Thurgood was accepted at the Howard University Law School, under the immediate influence of the dynamic new Dean, Charles Hamilton Houston. Paramount in Houston's outlook was the need to overturn the 1896 Supreme Court ruling, Plessy v. Ferguson which established the legal doctrine called, "separate but equal."
Marshall's first major court case came in 1935 when he successfully sued the University of Maryland to admit a young African American Amherst University graduate named Donald Gaines Murray. Applauding Marshall's victory, author H.L. Mencken wrote that the decision of denial by the University of Maryland Law School was "brutal and absurd," and they should not object to the "presence among them of a self-respecting and ambitious young Afro-American well prepared for his studies by four years of hard work in a class A college."
Thurgood Marshall followed his Howard University mentor, Charles Hamilton Houston to New York and later became Chief Counsel for the National Association for the Advancement of Colored people (NAACP). Mr. Marshall was asked by the United Nations and the United Kingdom to help draft the constitutions of the emerging African nation of Kenya.
After amassing an impressive record of Supreme Court challenges to state-sponsored discrimination, including the landmark Brown v. Board decision 1954, President John F. Kennedy appointed Thurgood Marshall to the U.S. Court of Appeals for the Second Circuit. Marshall wrote over 100 decisions including support for the rights of immigrants, limiting government intrusion in cases involving illegal search and seizure, double jeopardy, and right to privacy issues. Biographers Michael Davis and Hunter Clark note that, "none of his (Marshall's) 98 majority decisions was ever reversed by the Supreme Court."
In our own region of Southern California, Thurgood Marshall had impact on Mendez v. Westminster concerning the desegregation of Westminster School District in Orange County for Mexican American children. Without the Mendez case in the 9th circuit, Brown v. Board may never have been argued, or decided, until a decade or later. However, Marshall had no involvement with the case at the trial level. When the case was before the United States Court of Appeals for the 9th Circuit, the NAACP, the ACLU, and other organizations submitted friends of the court briefs. Marshall at that time was the lead attorney for the NAACP. He undoubtedly approved the NAACP brief and likely played a major role in its drafting. Mendez was also cited in the briefs filed in the five cases that produced the 1954 Brown v Board of Education decision. Instead, it laid the groundwork for the Brown appeals.
In 1965 President Lyndon Johnson appointed Judge Marshall to the office of U.S. Solicitor General. Before his subsequent nomination to the United States Supreme Court in 1967, Thurgood Marshall won 14 of the 19 cases on behalf of the government. Until his retirement, Justice Marshall established a record for supporting the voiceless American. He developed a profound sensitivity to injustice by way of the crucible of racial discrimination in this country.

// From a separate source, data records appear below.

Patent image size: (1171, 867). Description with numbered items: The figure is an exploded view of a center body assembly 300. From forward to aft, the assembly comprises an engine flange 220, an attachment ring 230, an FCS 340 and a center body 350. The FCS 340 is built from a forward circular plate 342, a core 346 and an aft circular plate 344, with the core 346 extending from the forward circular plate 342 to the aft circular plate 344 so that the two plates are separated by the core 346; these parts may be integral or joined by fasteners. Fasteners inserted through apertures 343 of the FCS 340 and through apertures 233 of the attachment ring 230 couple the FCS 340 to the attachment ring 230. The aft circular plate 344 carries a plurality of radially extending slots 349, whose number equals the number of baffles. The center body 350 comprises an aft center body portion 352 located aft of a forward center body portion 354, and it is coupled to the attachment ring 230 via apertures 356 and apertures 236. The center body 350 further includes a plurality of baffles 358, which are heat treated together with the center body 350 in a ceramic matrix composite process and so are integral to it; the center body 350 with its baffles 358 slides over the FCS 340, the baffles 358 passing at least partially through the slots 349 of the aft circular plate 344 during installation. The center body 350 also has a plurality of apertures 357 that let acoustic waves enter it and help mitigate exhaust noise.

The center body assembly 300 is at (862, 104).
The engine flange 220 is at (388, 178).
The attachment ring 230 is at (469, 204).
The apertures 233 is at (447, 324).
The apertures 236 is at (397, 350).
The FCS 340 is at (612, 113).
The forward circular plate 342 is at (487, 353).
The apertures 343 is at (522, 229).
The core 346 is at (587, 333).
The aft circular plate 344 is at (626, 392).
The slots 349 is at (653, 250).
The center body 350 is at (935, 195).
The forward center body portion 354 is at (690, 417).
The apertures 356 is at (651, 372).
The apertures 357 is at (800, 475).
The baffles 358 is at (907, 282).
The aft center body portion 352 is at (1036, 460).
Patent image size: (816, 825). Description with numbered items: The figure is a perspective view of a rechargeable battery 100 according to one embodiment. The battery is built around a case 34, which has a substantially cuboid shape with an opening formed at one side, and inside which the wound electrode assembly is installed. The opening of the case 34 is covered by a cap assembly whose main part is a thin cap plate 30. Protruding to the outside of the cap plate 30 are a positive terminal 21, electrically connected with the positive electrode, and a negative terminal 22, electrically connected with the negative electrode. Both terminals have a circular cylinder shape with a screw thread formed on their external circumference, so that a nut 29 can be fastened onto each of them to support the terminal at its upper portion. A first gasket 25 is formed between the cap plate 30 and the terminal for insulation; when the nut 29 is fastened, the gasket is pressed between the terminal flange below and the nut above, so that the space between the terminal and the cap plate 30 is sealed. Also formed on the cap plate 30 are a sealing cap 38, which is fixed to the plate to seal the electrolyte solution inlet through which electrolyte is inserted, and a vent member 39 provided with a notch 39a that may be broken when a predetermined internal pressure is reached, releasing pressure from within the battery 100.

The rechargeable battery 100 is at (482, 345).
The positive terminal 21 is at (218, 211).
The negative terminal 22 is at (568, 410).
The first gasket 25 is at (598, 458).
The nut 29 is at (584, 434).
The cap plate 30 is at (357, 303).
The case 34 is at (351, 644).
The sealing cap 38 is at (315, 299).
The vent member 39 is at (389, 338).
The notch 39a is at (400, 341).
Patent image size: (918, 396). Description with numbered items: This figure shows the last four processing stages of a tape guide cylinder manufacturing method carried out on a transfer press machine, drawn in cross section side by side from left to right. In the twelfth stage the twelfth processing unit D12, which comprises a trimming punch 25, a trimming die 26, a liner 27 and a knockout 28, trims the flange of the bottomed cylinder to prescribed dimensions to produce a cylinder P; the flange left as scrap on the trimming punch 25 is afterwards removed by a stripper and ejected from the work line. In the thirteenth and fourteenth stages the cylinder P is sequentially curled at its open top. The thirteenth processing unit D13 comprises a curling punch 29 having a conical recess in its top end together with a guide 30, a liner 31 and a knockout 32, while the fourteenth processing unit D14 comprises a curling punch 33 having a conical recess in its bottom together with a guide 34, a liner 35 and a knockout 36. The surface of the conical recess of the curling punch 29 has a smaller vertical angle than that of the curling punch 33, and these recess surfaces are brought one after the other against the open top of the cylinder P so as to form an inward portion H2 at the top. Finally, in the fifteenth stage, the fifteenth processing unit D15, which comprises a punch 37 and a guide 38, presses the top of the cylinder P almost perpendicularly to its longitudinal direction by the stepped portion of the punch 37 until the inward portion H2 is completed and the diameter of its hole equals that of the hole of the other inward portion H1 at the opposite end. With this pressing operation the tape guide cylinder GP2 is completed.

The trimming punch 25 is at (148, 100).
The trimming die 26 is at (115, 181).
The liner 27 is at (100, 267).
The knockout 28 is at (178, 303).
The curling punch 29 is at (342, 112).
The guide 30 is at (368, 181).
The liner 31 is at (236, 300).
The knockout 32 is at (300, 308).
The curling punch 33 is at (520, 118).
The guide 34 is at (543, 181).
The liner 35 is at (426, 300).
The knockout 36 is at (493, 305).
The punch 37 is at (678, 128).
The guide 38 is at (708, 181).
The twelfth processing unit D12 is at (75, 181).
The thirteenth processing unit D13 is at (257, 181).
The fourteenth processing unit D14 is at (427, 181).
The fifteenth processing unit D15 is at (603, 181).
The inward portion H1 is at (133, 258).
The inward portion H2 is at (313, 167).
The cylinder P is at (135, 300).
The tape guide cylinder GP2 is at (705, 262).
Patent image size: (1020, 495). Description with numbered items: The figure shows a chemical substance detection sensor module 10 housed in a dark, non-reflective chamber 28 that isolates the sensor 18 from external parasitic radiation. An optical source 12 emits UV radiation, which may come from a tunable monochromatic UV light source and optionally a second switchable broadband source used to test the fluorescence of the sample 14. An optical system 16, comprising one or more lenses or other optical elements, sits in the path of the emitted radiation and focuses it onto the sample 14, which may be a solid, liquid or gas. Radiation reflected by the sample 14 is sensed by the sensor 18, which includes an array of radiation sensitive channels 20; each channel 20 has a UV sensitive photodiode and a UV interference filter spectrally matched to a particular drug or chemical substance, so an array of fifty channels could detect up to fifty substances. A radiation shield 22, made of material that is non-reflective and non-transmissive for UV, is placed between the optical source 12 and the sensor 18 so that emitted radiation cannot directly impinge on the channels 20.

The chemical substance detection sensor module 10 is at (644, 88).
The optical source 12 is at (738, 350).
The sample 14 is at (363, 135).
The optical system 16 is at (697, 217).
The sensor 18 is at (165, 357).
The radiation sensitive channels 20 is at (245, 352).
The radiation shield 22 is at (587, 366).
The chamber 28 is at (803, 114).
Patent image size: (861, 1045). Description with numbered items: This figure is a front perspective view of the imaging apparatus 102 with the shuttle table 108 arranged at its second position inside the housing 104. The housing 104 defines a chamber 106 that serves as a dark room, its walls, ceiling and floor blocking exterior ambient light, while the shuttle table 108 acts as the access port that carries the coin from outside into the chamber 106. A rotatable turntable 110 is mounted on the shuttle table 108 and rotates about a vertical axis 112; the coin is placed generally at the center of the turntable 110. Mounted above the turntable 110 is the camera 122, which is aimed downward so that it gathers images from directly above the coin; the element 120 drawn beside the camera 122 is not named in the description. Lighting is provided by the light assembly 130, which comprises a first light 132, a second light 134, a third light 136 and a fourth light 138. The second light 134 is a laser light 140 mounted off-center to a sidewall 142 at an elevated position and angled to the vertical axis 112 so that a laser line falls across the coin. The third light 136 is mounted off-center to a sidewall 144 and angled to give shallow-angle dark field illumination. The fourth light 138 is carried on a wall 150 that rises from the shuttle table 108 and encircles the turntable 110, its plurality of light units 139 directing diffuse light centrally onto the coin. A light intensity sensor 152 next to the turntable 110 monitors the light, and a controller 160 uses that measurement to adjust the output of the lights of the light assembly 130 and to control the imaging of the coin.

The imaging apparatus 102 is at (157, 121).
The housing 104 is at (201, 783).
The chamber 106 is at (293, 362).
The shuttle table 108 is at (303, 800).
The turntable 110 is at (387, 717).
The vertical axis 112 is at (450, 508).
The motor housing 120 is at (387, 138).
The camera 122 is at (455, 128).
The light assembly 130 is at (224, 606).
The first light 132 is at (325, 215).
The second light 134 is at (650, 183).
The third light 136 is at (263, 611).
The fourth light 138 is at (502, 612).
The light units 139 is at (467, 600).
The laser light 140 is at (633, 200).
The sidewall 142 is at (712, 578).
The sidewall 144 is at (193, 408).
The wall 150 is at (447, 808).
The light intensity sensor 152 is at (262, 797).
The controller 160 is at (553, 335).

As an Associate Supreme Court Justice, Thurgood Marshall left a legacy that expands that early sensitivity to include all of America's voiceless. Justice Marshall died on January 24, 1993. The first official visit to our college by a member of the Marshall family was in May 2011 when Thurgood Marshall’s son, John Marshall gave a keynote address at the annual Scholar and Citizen Reception.